Two of Japan’s largest media firms are seeking billions of yen in damages from AI search engine Perplexity and raising once more questions of how news content is being used by artificial intelligence platforms.
Nikkei and The Asahi Shimbun jointly sued Perplexity in Tokyo District Court for ¥2.2 billion ($15 million) in damages each. The publishers are also asking for an injunction against the AI firm to desist from using their content and erase all stored articles from their publications.
What is Behind the Legal Challenge
Perplexity AI Sued Over Copyright Infringement and Misinformation
The crux of this controversy is charges that Perplexity has been copying, archiving, and duplicating news articles from both news outlets without authorization since at least June 2024. But it is not just copying the media companies charge that Perplexity is actually evading technical protections designed to prevent unauthorized access.
These protections, known as robots.txt files, are like digital “no trespassing” signs that websites use to tell automated systems which parts of their content should be off-limits. The lawsuit alleges that Perplexity ignored these barriers and scraped content anyway, violating both Japanese copyright law and the country’s Unfair Competition Prevention Act.
“This is mass-scale, repeated free riding on article content,” the publishers say, adding that reporters are not paid for their work to be used in this fashion.
In addition to their copyright issues, Nikkei and Asahi are more concerned with the way they are represented on Perplexity’s website. They assert that the AI system generates false summaries but continues to cite their publications as sources, thereby creating the dangerous scenario of false information bearing the credibility of their respected brand names.
This is not merely a matter of defending intellectual property this is a matter of defending the integrity of journalism. When AI systems mislead or inappropriately reduce news content, it can compromise public confidence in genuine news sources and disseminate misinformation, the publishers caution.
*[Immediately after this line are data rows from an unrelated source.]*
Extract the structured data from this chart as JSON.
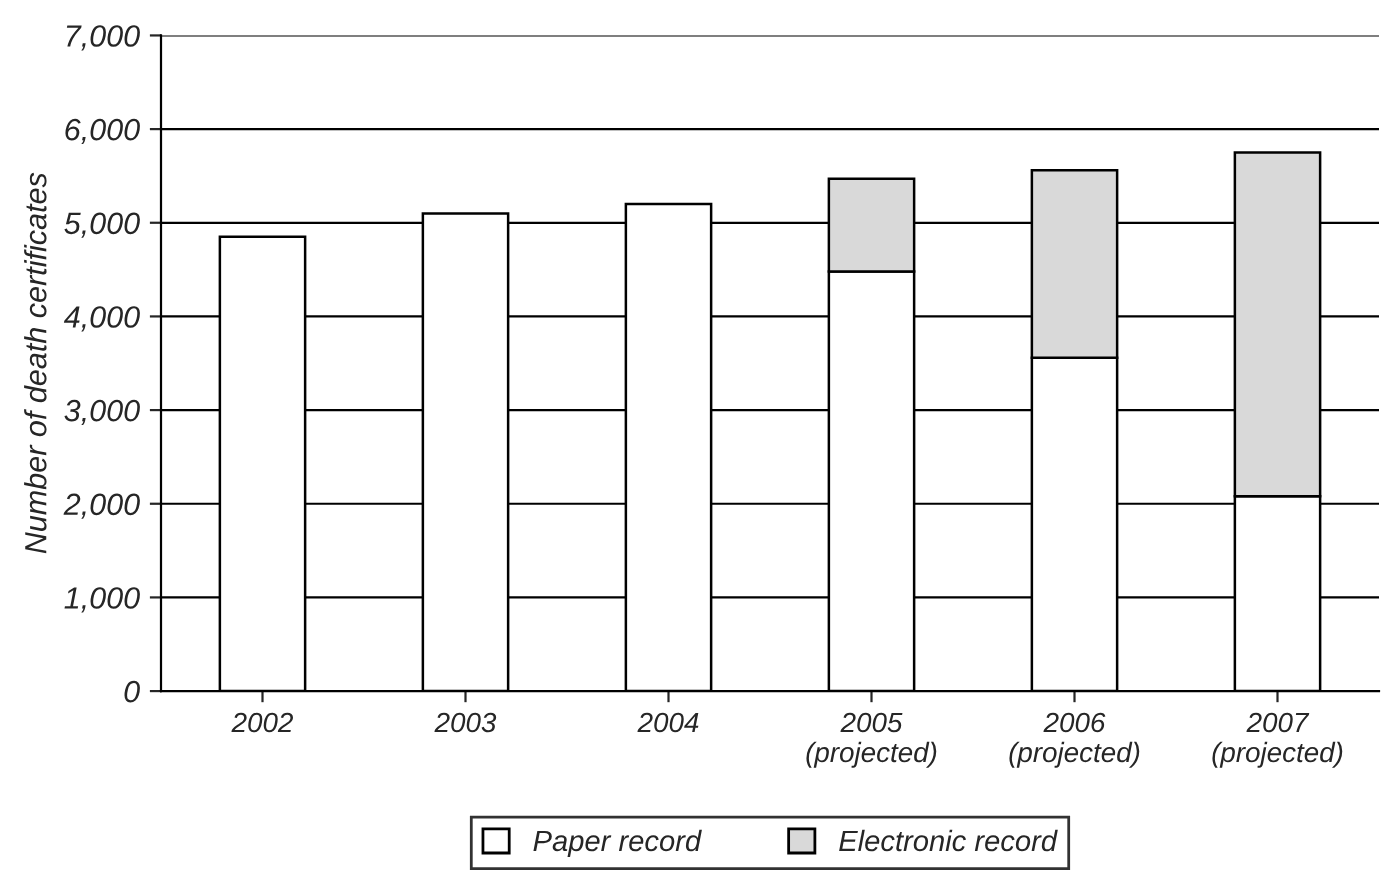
{
  "chart_data": {
    "type": "bar",
    "stacked": true,
    "ylabel": "Number of death certificates",
    "categories": [
      "2002",
      "2003",
      "2004",
      "2005\n(projected)",
      "2006\n(projected)",
      "2007\n(projected)"
    ],
    "series": [
      {
        "name": "Paper record",
        "color": "#ffffff",
        "values": [
          4850,
          5100,
          5200,
          4480,
          3560,
          2080
        ]
      },
      {
        "name": "Electronic record",
        "color": "#d9d9d9",
        "values": [
          null,
          null,
          null,
          990,
          2000,
          3670
        ]
      }
    ],
    "ylim": [
      0,
      7000
    ],
    "yticks": [
      {
        "value": 0,
        "label": "0"
      },
      {
        "value": 1000,
        "label": "1,000"
      },
      {
        "value": 2000,
        "label": "2,000"
      },
      {
        "value": 3000,
        "label": "3,000"
      },
      {
        "value": 4000,
        "label": "4,000"
      },
      {
        "value": 5000,
        "label": "5,000"
      },
      {
        "value": 6000,
        "label": "6,000"
      },
      {
        "value": 7000,
        "label": "7,000"
      }
    ],
    "grid": "y",
    "legend": "bottom"
  }
}
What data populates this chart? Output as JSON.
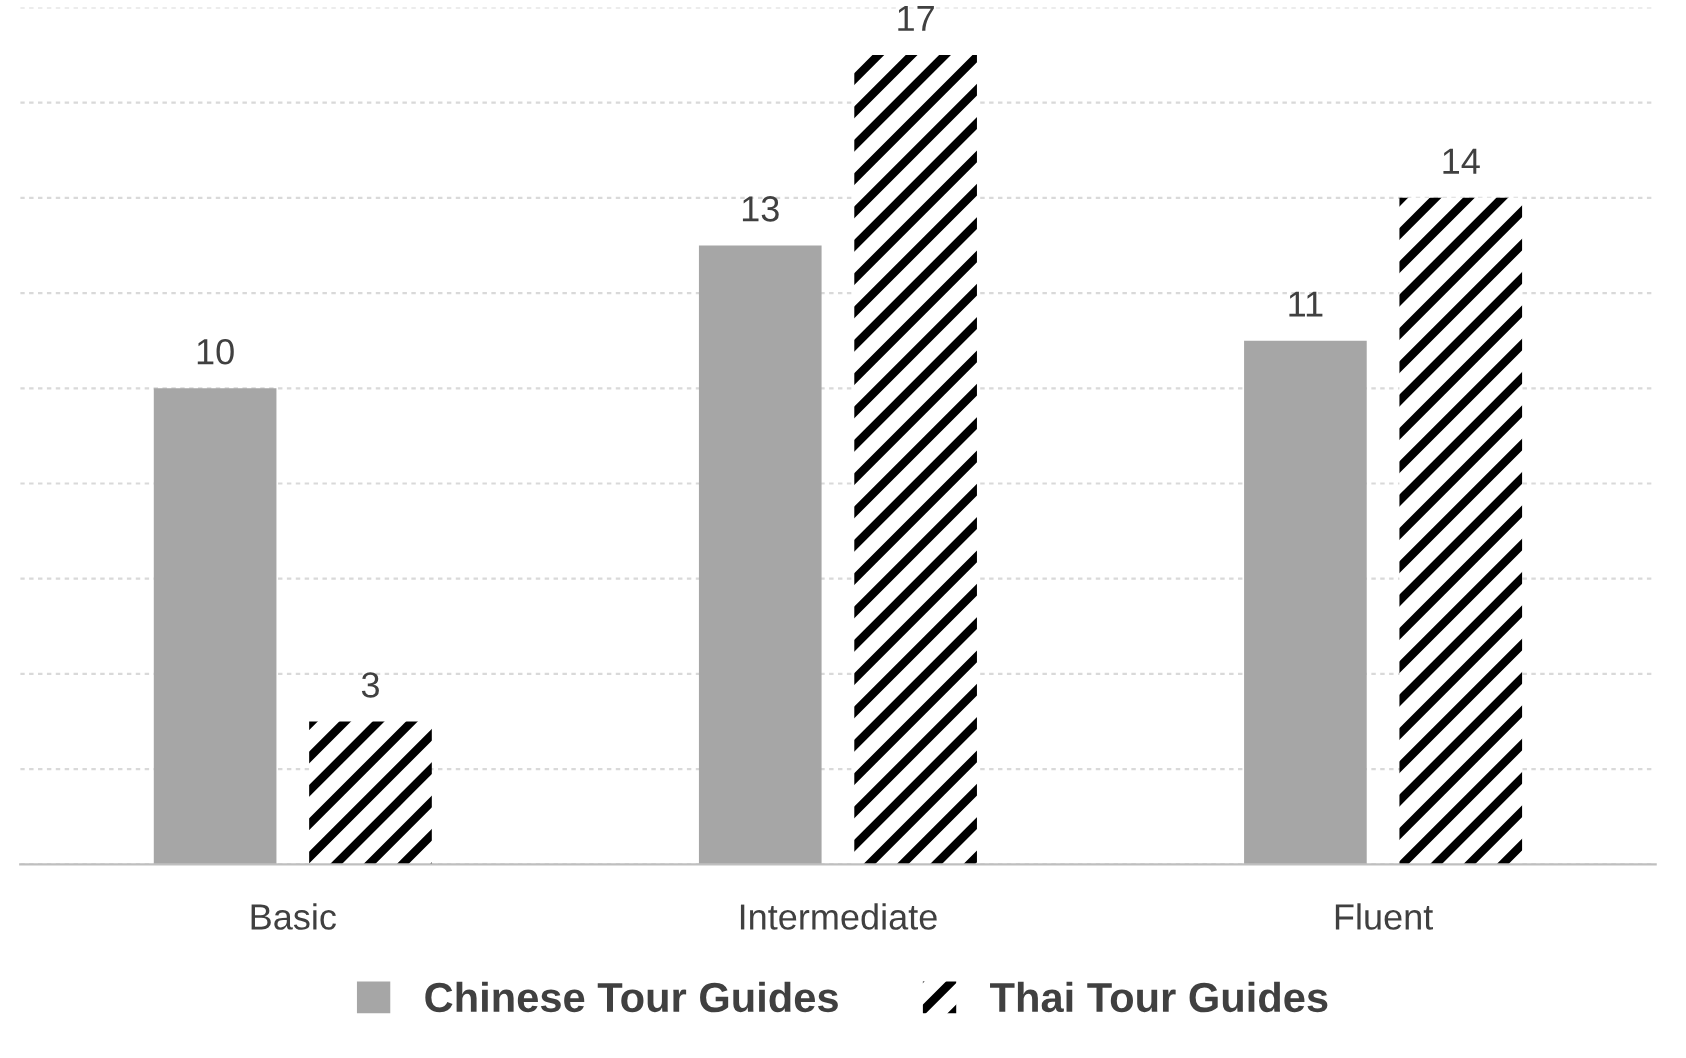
{
  "chart_data": {
    "type": "bar",
    "categories": [
      "Basic",
      "Intermediate",
      "Fluent"
    ],
    "series": [
      {
        "name": "Chinese Tour Guides",
        "color": "#a6a6a6",
        "values": [
          10,
          13,
          11
        ]
      },
      {
        "name": "Thai Tour Guides",
        "color": "#000000",
        "values": [
          3,
          17,
          14
        ]
      }
    ],
    "ylim": [
      0,
      18
    ],
    "yticks": [
      {
        "value": 0,
        "label": null
      },
      {
        "value": 2,
        "label": null
      },
      {
        "value": 4,
        "label": null
      },
      {
        "value": 6,
        "label": null
      },
      {
        "value": 8,
        "label": null
      },
      {
        "value": 10,
        "label": null
      },
      {
        "value": 12,
        "label": null
      },
      {
        "value": 14,
        "label": null
      },
      {
        "value": 16,
        "label": null
      },
      {
        "value": 18,
        "label": null
      }
    ],
    "tick_labels": "x",
    "grid": "y",
    "legend": "bottom",
    "data_labels": true
  }
}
The concern extends to the economic foundation of the broader news industry. If AI websites can provide brief summaries of news articles, there will be fewer people who visit the original sources, and this may cut into the streams of income that underwrite professional journalism.
The Rising Tide of AI Copyright Lawsuits and Perplexity’s Legal Battles
Perplexity has not made any public statement regarding this specific lawsuit, even though the company has previously defended itself when faced with such legal challenges in the United States. Perplexity maintains that its search engine gathers content in real-time to answer user queries rather than keeping vast amounts of publisher data.
In the background of increased tensions with news organizations, Perplexity recently announced a $42.5 million revenue-sharing plan for paying publishers whose material is used on its site. This Tokyo lawsuit, however, indicates that that will not be enough to appease all media organizations.
This court case is not an isolated incident. Other large Japanese publishers, such as Yomiuri, have also brought similar suits, and international media giants such as Dow Jones have also sued AI platforms for rights to use content.
AI vs. Journalism: The Copyright Conflict and the Future of Information
The episode illustrates a fundamental conflict of the digital technology era: AI firms contend that in order to train their algorithms and offer useful services, they require access to enormous quantities of data, but content creators desire to have control over the usage of their work and just compensation for its worth.
The decision of this case can potentially make significant precedents on the legal use of copyrighted material by AI firms, especially where technical constraints are concerned. Although Japanese law permits copyright material to be used to train AI under certain conditions, it does not permit reproduction and storage in a direct sense without permission.
As artificial intelligence improves and broadens in search and summarization, the way cases such as these are resolved will most likely decide the future of artificial intelligence and the coexistence of journalism. It’s not a matter of dollars and cents, it’s a matter of whether or not traditional media can coexist with AI technology and continue to be valid sources of information.